Le renouveau du dialogue diplomatique
C’est en 2013, que l’espoir d’un accord renaît : Hassan Rohani,
modéré, est élu président en Iran. Ce dernier a besoin de cet accord
pour asseoir son autorité et sa légitimité. Du côté iranien comme
américain, la marche vers un consensus est réaffirmée. D’autant que John
Kerry et Mohammad Jawad Zarif, respectivement secrétaire d’État et
ministre iranien des Affaires étrangères, entretiennent des relations
diplomatiques prometteuses. Mais les différends ne s’effacent pas pour
autant. Ali Kamenei, Guide suprême, annonce en juillet 2014 que l’Iran a
besoin de 190 000 centrifugeuses, contre l’avis des Occidentaux qui
veulent les réduire à quelques milliers, voire quelques centaines. Ce
mois de novembre a donc été celui des propositions officielles et
secrètes. Le New York Times affirme que l’Iran aurait accepté d’envoyer
en Russie une partie de son stock d’uranium déjà enrichi qui sera
transformé en barre de combustible réutilisable par la centrale de
Bouchehr, l’unique centrale nucléaire civile du pays. Cet accord marque
davantage l’affirmation stratégique de la Russie dans les négociations –
puisqu’elle imposerait à l’Iran de n’utiliser que des combustibles
russes notamment pour les réacteurs qu’elle a livré le 11 novembre –
qu’une solution définitive. En contrepartie, l’Occident accepterait que
l’Iran détienne un plus grand nombre de centrifugeuses.

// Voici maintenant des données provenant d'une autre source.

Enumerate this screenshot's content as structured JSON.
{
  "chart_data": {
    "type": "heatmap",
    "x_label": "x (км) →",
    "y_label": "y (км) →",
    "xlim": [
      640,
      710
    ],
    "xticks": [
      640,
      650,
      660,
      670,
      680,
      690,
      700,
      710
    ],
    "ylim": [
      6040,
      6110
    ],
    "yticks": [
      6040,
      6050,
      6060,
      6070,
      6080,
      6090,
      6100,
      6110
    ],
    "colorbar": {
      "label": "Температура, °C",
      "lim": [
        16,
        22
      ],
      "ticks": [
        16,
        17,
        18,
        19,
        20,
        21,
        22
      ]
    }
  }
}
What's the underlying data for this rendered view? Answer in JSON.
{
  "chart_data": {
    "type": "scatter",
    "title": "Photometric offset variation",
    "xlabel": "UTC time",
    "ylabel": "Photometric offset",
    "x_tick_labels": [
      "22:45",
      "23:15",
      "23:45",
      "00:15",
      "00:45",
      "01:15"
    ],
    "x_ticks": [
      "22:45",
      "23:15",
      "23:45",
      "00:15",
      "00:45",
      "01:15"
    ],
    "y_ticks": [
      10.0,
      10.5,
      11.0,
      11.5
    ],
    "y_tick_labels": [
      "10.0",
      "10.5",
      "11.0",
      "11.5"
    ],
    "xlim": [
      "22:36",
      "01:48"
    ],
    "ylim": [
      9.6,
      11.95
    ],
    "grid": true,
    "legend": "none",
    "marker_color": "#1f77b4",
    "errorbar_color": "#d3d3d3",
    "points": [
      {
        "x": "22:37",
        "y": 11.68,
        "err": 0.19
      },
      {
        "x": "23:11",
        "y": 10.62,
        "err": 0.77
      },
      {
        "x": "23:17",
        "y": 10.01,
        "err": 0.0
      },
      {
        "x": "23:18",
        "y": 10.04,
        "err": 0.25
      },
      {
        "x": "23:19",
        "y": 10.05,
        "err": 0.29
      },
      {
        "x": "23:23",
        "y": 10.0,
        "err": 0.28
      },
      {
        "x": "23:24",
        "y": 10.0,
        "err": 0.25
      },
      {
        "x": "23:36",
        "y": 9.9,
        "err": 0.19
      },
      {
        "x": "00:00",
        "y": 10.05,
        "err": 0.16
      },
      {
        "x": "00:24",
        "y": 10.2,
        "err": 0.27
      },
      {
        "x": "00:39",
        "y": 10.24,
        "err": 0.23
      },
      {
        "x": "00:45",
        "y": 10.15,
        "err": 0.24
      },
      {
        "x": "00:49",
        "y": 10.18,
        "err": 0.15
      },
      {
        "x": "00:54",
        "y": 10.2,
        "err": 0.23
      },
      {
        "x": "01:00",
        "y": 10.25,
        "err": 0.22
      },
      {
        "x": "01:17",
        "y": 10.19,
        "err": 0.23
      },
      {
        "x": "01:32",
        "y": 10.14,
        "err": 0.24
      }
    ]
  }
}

Dans tous les cas, la décision finale est repoussée de six mois. Le
risque est que ce report accélère la prolifération nucléaire, notamment
du côté de l’Arabie saoudite. L’échec des négociations renforce
également la crédibilité des adversaires, dans le camp américain comme
dans le camp iranien. Il faut souligner que dès janvier 2015, le Congrès
américain sera sous contrôle républicain, et pourra donc freiner tout
processus de négociation. Par ailleurs, l’Iran a besoin d’un
assouplissement des sanctions économiques, qui lui coûteraient près de
500 milliards de dollars par an. C’est donc une stratégie de
donnant-donnant qu’a choisi l’Occident : moins d’uranium enrichi en Iran
entraînera moins de sanctions économiques et un compromis arrangeant du
nombre de centrifugeuses. Aujourd’hui, face à la menace que représente
Daech, cette coopération est nécessaire pour rééquilibrer le
Moyen-Orient, et ce malgré les réticences de l’Arabie Saoudite à nourrir
la puissance diplomatique iranienne et les peurs exagérées d’Israël de
devenir la victime de l’expansion nucléaire iranienne.